Baca Juga: Menag Beri Tanggapan Soal Pelaporan Terhadap Din Syamsuddin
Dalam perkara ini, KPK menetapkan tujuh orang sebagai tersangka. Mereka diantaranya mantan Menteri Kelautan dan Perikanan Edhy Prabowo; dua stafsus Menteri Kelautan dan Perikanan, Safri (SAF) dan Andreau Pribadi Misanta (APM); Pengurus PT Aero Citra Kargo (ACK) Siswadi (SWD); staf istri Menteri Kelautan dan Perikanan, Ainul Faqih (AF) dan pihak swasta, Amiril Mukminin. Sementara diduga sebagai pihak pemberi, KPK menetapkan Direktur PT Dua Putra Perkasa Pratama (DPPP) Suharjito (SJT) sebagai tersangka.

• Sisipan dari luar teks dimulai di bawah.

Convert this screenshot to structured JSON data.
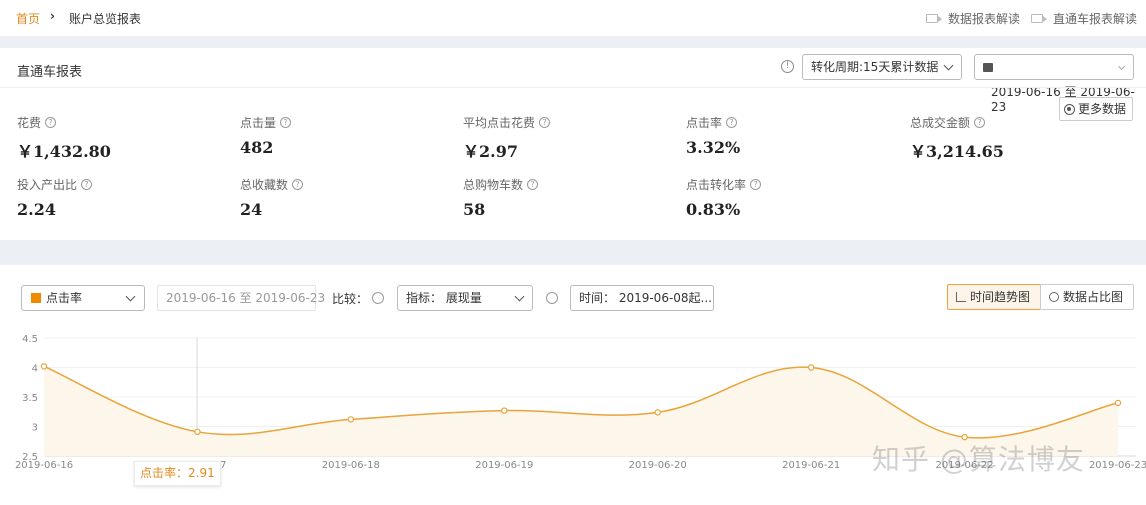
{
  "breadcrumb": {
    "home": "首页",
    "current": "账户总览报表"
  },
  "top_links": [
    {
      "label": "数据报表解读"
    },
    {
      "label": "直通车报表解读"
    }
  ],
  "report": {
    "title": "直通车报表",
    "period_select": "转化周期:15天累计数据",
    "date_select": "",
    "date_range": "2019-06-16 至 2019-06-23",
    "more_button": "更多数据",
    "metrics": [
      {
        "label": "花费",
        "value": "￥1,432.80"
      },
      {
        "label": "点击量",
        "value": "482"
      },
      {
        "label": "平均点击花费",
        "value": "￥2.97"
      },
      {
        "label": "点击率",
        "value": "3.32%"
      },
      {
        "label": "总成交金额",
        "value": "￥3,214.65"
      },
      {
        "label": "投入产出比",
        "value": "2.24"
      },
      {
        "label": "总收藏数",
        "value": "24"
      },
      {
        "label": "总购物车数",
        "value": "58"
      },
      {
        "label": "点击转化率",
        "value": "0.83%"
      }
    ]
  },
  "chart_controls": {
    "metric_select": "点击率",
    "date_range": "2019-06-16 至 2019-06-23",
    "compare_label": "比较：",
    "indicator_select": "指标：  展现量",
    "time_select": "时间：  2019-06-08起...",
    "trend_button": "时间趋势图",
    "share_button": "数据占比图"
  },
  "colors": {
    "accent": "#e08a1e",
    "line": "#e8a43a",
    "area": "#fdf6ea",
    "band": "#eceff4"
  },
  "chart_data": {
    "type": "area",
    "title": "",
    "xlabel": "",
    "ylabel": "",
    "x_labels": [
      "2019-06-16",
      "2019-06-17",
      "2019-06-18",
      "2019-06-19",
      "2019-06-20",
      "2019-06-21",
      "2019-06-22",
      "2019-06-23"
    ],
    "y_ticks": [
      "2.5",
      "3",
      "3.5",
      "4",
      "4.5"
    ],
    "ylim": [
      2.5,
      4.5
    ],
    "grid": true,
    "series": [
      {
        "name": "点击率",
        "values": [
          4.02,
          2.91,
          3.12,
          3.27,
          3.24,
          4.0,
          2.82,
          3.4
        ]
      }
    ],
    "tooltip": "点击率：2.91"
  },
  "watermark": "知乎 @算法博友"
}
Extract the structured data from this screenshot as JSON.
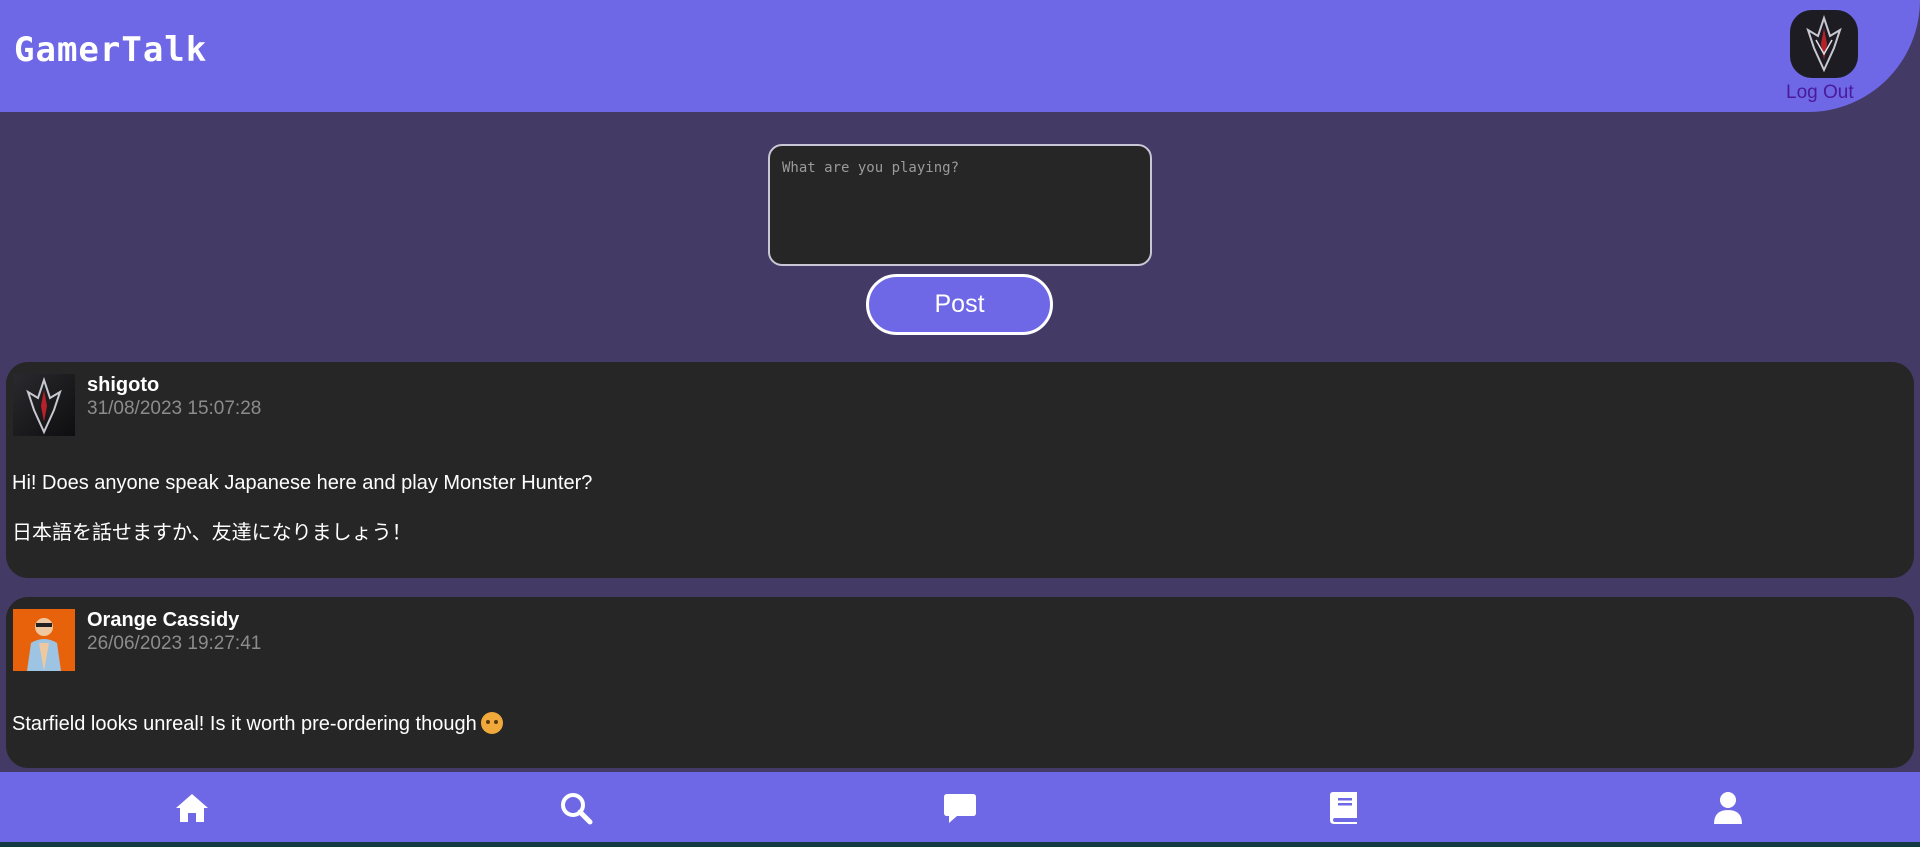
{
  "app": {
    "title": "GamerTalk",
    "logout_label": "Log Out",
    "accent_color": "#6e68e6",
    "background_color": "#443a66"
  },
  "composer": {
    "placeholder": "What are you playing?",
    "value": "",
    "post_label": "Post"
  },
  "posts": [
    {
      "username": "shigoto",
      "timestamp": "31/08/2023 15:07:28",
      "avatar_icon": "shigoto-avatar",
      "lines": [
        "Hi! Does anyone speak Japanese here and play Monster Hunter?",
        "日本語を話せますか、友達になりましょう！"
      ]
    },
    {
      "username": "Orange Cassidy",
      "timestamp": "26/06/2023 19:27:41",
      "avatar_icon": "orange-cassidy-avatar",
      "lines": [
        "Starfield looks unreal! Is it worth pre-ordering though"
      ],
      "emoji": "thinking-face-emoji"
    }
  ],
  "nav": [
    {
      "name": "home",
      "icon": "home-icon"
    },
    {
      "name": "search",
      "icon": "search-icon"
    },
    {
      "name": "messages",
      "icon": "chat-bubble-icon"
    },
    {
      "name": "library",
      "icon": "book-icon"
    },
    {
      "name": "profile",
      "icon": "user-icon"
    }
  ]
}
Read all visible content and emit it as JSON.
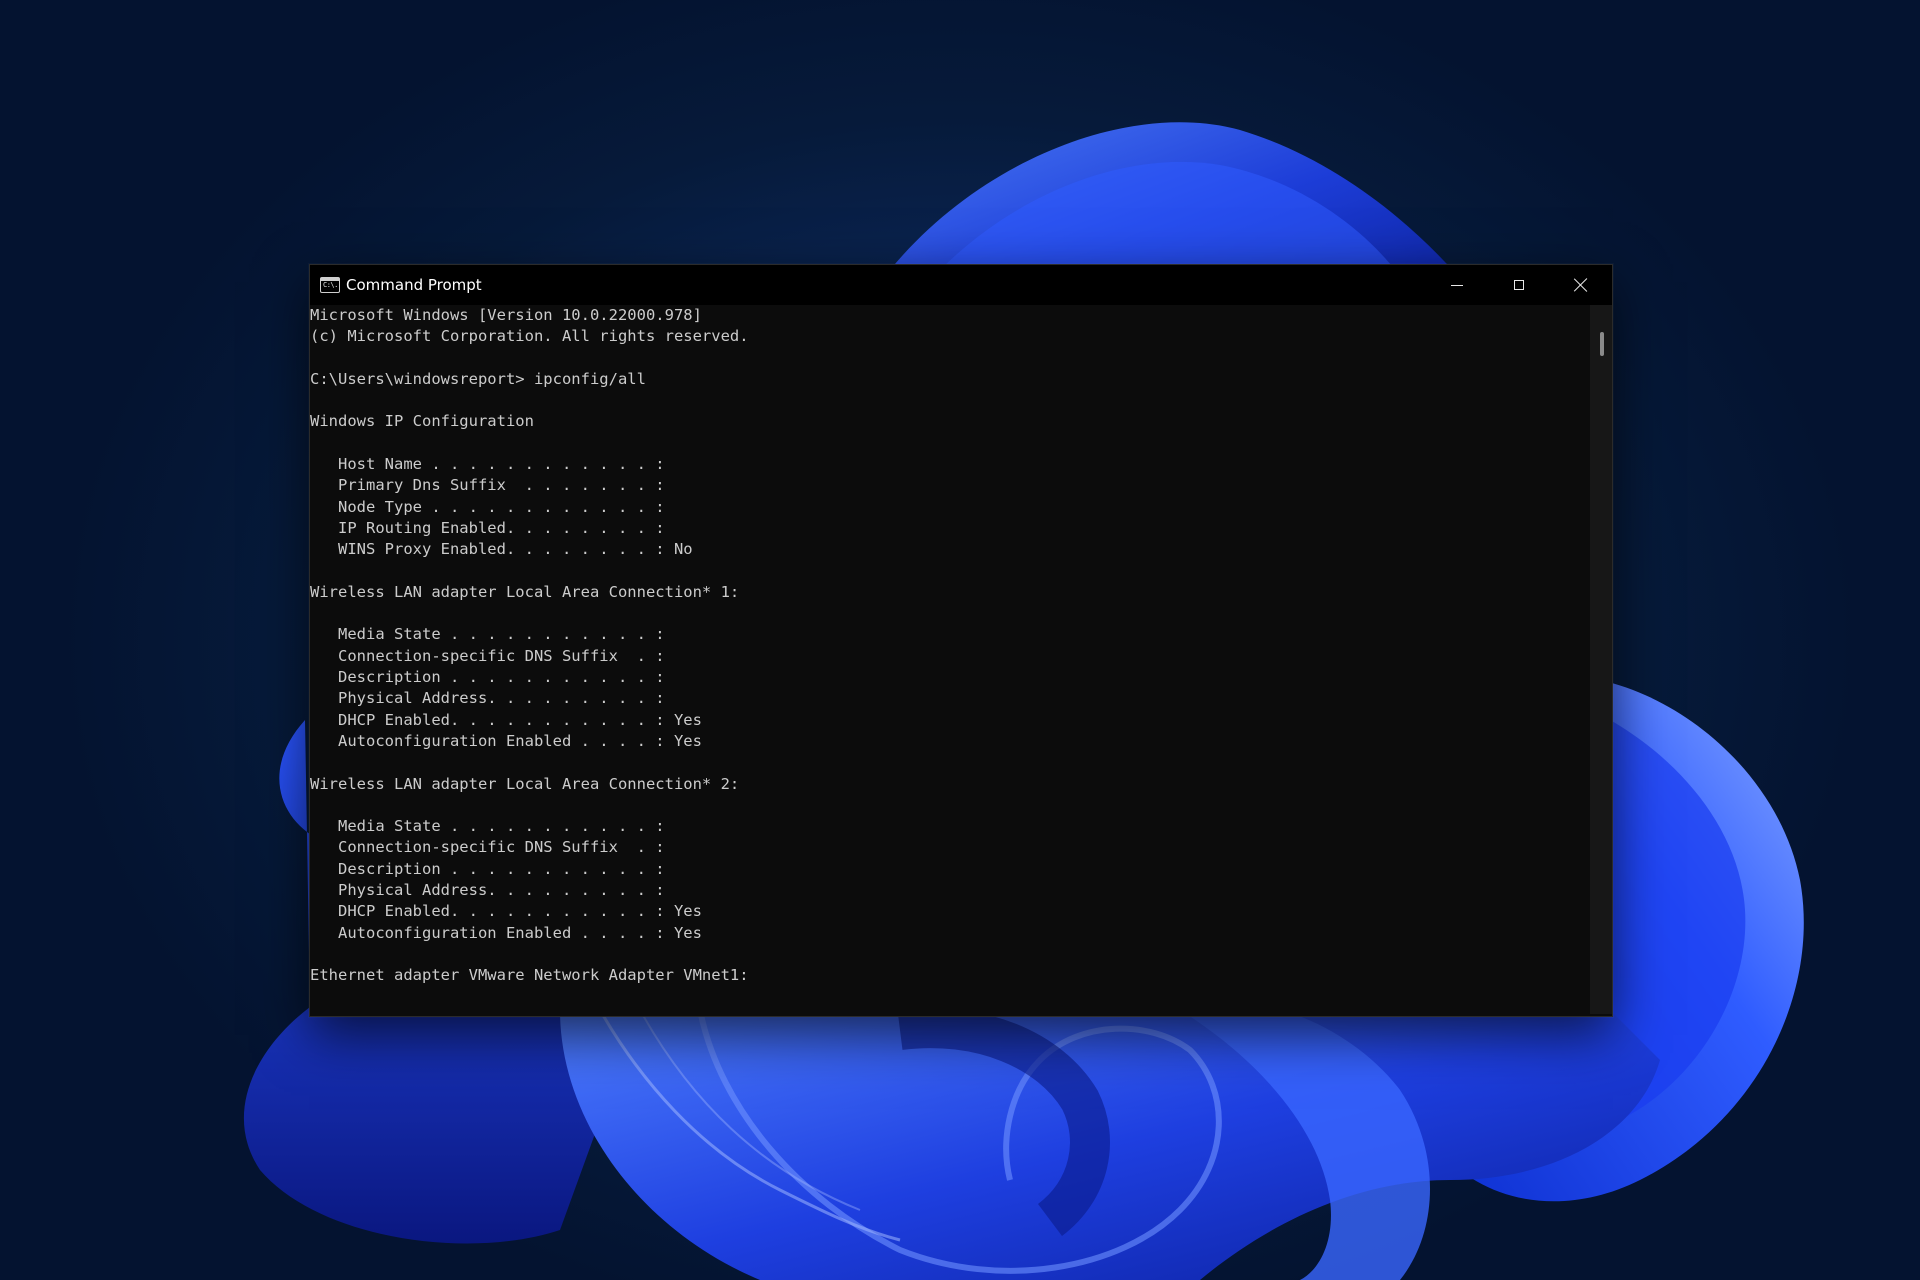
{
  "window": {
    "title": "Command Prompt",
    "icon": "cmd-icon",
    "icon_text": "C:\\.",
    "controls": {
      "minimize": "minimize-icon",
      "maximize": "maximize-icon",
      "close": "close-icon"
    }
  },
  "terminal": {
    "lines": [
      "Microsoft Windows [Version 10.0.22000.978]",
      "(c) Microsoft Corporation. All rights reserved.",
      "",
      "C:\\Users\\windowsreport> ipconfig/all",
      "",
      "Windows IP Configuration",
      "",
      "   Host Name . . . . . . . . . . . . :",
      "   Primary Dns Suffix  . . . . . . . :",
      "   Node Type . . . . . . . . . . . . :",
      "   IP Routing Enabled. . . . . . . . :",
      "   WINS Proxy Enabled. . . . . . . . : No",
      "",
      "Wireless LAN adapter Local Area Connection* 1:",
      "",
      "   Media State . . . . . . . . . . . :",
      "   Connection-specific DNS Suffix  . :",
      "   Description . . . . . . . . . . . :",
      "   Physical Address. . . . . . . . . :",
      "   DHCP Enabled. . . . . . . . . . . : Yes",
      "   Autoconfiguration Enabled . . . . : Yes",
      "",
      "Wireless LAN adapter Local Area Connection* 2:",
      "",
      "   Media State . . . . . . . . . . . :",
      "   Connection-specific DNS Suffix  . :",
      "   Description . . . . . . . . . . . :",
      "   Physical Address. . . . . . . . . :",
      "   DHCP Enabled. . . . . . . . . . . : Yes",
      "   Autoconfiguration Enabled . . . . : Yes",
      "",
      "Ethernet adapter VMware Network Adapter VMnet1:"
    ]
  },
  "colors": {
    "terminal_bg": "#0c0c0c",
    "terminal_text": "#cccccc",
    "titlebar_bg": "#000000",
    "wallpaper_accent": "#1f4fff"
  }
}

Keenam tersangka penerima suap disangkakan melanggar Pasal 12 ayat (1) huruf a atau b atau Pasal 11 Undang-Undang Nomor 31 tahun 1999 sebagaimana telah diubah dengan Undang-Undang Nomor 20 Tahun 2001 tentang Pemberantasan Tindak Pidana Korupsi juncto Pasal 55 ayat (1) ke 1 KUHP.
Sedangkan tersangka pemberi suap disangkakan melanggar Pasal 5 ayat (1) huruf a atau b atau Pasal 13 Undang-Undang Nomor 31 Tahun 1999 sebagaimana telah diubah dengan Undang-Undang Nomor 20 Tahun 2001 tentang Pemberantasan Tindak Pidana Korupsi.